It's been a minute.
Two years since my last post. In internet time, that's practically a geological era. In human time, it's been one of the most formative stretches of my life. I owe you an update, and I owe it with the same honesty I promised when I started this blog.
So here goes.
Scaling GPUs and Humility
I work on Amazon SageMaker HyperPod, a service that helps customers build and manage large-scale GPU clusters for training and running foundation models. If you've been following the AI space, you've seen the headlines: xAI announcing 100,000 GPU clusters, Meta unveiling massive training infrastructure. These are incredible feats of engineering. What you don't often see in those announcements are the failed attempts. The nodes that silently degrade. The GPU that reports healthy but corrupts every gradient it touches. The network interface that drops packets just infrequently enough to evade a simple health check.
In 2024, I helped scale HyperPod to its largest GPU cluster at the time. My work focused on something decidedly unglamorous but deeply important: detecting faulty nodes during the scaling of a cluster and replacing them with healthy ones before customers ever noticed. This meant pulling fault signals from NVIDIA SMI, DCGM, health monitoring agents, and network telemetry — building an understanding of what "unhealthy" truly looks like in a system with thousands of GPUs — and then orchestrating replacements so that the cluster could continue growing without stopping.
Novel scaling mechanisms have since emerged. But at that moment, this was what allowed us to reach a milestone. I'm proud of that work, not because it was flashy, but because it was careful. In infrastructure, careful is the highest compliment.
Giving Customers Visibility
One of the things I've come to believe deeply is that infrastructure should not be a black box. If your node is unhealthy, you deserve to know — and you deserve to know why.

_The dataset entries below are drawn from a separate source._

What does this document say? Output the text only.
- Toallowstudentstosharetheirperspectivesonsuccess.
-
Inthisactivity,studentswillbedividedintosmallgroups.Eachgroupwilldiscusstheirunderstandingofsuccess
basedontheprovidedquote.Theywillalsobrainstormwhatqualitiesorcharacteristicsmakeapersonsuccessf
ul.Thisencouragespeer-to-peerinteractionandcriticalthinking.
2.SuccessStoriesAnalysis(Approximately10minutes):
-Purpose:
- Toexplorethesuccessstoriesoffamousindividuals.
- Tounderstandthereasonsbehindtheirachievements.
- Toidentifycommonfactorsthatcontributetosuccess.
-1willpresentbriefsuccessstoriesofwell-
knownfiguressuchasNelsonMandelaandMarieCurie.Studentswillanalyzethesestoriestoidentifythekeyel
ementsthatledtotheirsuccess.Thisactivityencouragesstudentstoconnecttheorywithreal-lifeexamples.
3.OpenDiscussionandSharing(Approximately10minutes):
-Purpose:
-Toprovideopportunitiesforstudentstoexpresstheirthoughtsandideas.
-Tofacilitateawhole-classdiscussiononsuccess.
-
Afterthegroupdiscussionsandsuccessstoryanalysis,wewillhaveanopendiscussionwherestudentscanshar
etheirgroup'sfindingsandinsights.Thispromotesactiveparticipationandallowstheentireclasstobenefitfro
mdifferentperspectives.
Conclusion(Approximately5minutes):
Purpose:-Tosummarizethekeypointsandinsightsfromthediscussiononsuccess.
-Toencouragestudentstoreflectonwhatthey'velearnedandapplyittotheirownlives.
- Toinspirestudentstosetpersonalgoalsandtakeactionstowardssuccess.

That belief became the EventBridge integration for HyperPod. We built a system that collects faults from NVIDIA SMI, DCGM, our health monitoring agent, and network down events, and delivers them to customers as near-real-time notifications through Amazon EventBridge. Cluster status transitions, node health changes, automatic replacements during recovery — all of it surfaced as events that customers can act on. You can write simple EventBridge rules to trigger automated responses: page your on-call, spin up a replacement workflow, log it to your monitoring system.
It is the kind of feature that doesn't make headlines but fundamentally changes the relationship between a customer and their infrastructure. Instead of wondering "why did my training job fail at hour 47?", you get a timeline of exactly what happened, when it happened, and what the system did about it.
Persistent Storage for ML Workloads
Training a large model can take days, sometimes weeks. If your storage disappears when a pod restarts or a node gets replaced, you lose checkpoints, datasets, and artifacts that took hours to produce. This is the problem we solved with EBS CSI driver support for HyperPod.
My work here was on the foundational technology. I partnered closely with teams at EBS to enable cross-account volume attachment and support serverless volume attachment for managed services like HyperPod. These are capabilities that didn't exist before — the ability for a managed service to dynamically provision, attach, and manage EBS volumes across account boundaries, all through standard Kubernetes persistent volume claims. I also worked on the EC2 Volumes console page to bring this experience to the UI.
For customers, this means training workloads get persistent storage for datasets, model checkpoints, and shared artifacts that survives pod restarts and node replacements. For inference workloads, it means provisioning model storage, caching volumes, and maintaining event logs — all dynamically, all through Kubernetes-native workflows. You can resize volumes without service disruption. You can snapshot for backup and recovery. You can encrypt with your own KMS keys.
If you're curious about the technical details, the AWS blog post I co-authored covers the full picture, including customer managed key support and the architecture behind it.
A Promotion and Gratitude
In the middle of all of this, I got promoted. L5 to L6 SDE at HyperPod.
I want to take a moment here, because promotions are rarely the work of one person. Thank you to Roshani Nagmote, Pavan Kumar Sundar, and Caesar Chen for helping me grow, for finding value in my work when I sometimes couldn't see it myself, and for creating the conditions where good engineering is recognized. And thank you to the entire HyperPod Data Plane team for giving me a space to grow — a team that trusted me with hard problems, celebrated the wins, and made the long debugging sessions feel a little less lonely.
I don't take this lightly. If you've ever worked in a large organization, you know that a promotion is not just about the technical work. It's about trust. It's about your peers and managers saying: we believe you can operate at a higher altitude. I am grateful for that trust, and I'm eager for the next step of this journey.
What's Next
I started this blog because I felt restricted by traditional social media. Two years later, that feeling hasn't changed — if anything, it's intensified. The world has gotten louder, the AI discourse more breathless, the LinkedIn posts more performative. I still want a space to write freely, to be technical when the subject demands it and human when the moment calls for it.
So I'll be writing more. About infrastructure, about the things that break at scale, about the quiet engineering that holds the loud demos together. And about the rest of life too — the parts that don't fit neatly into a "What's New" post.
It's good to be back.
With warmth,
Aditya
"We are what we repeatedly do. Excellence, then, is not an act, but a habit."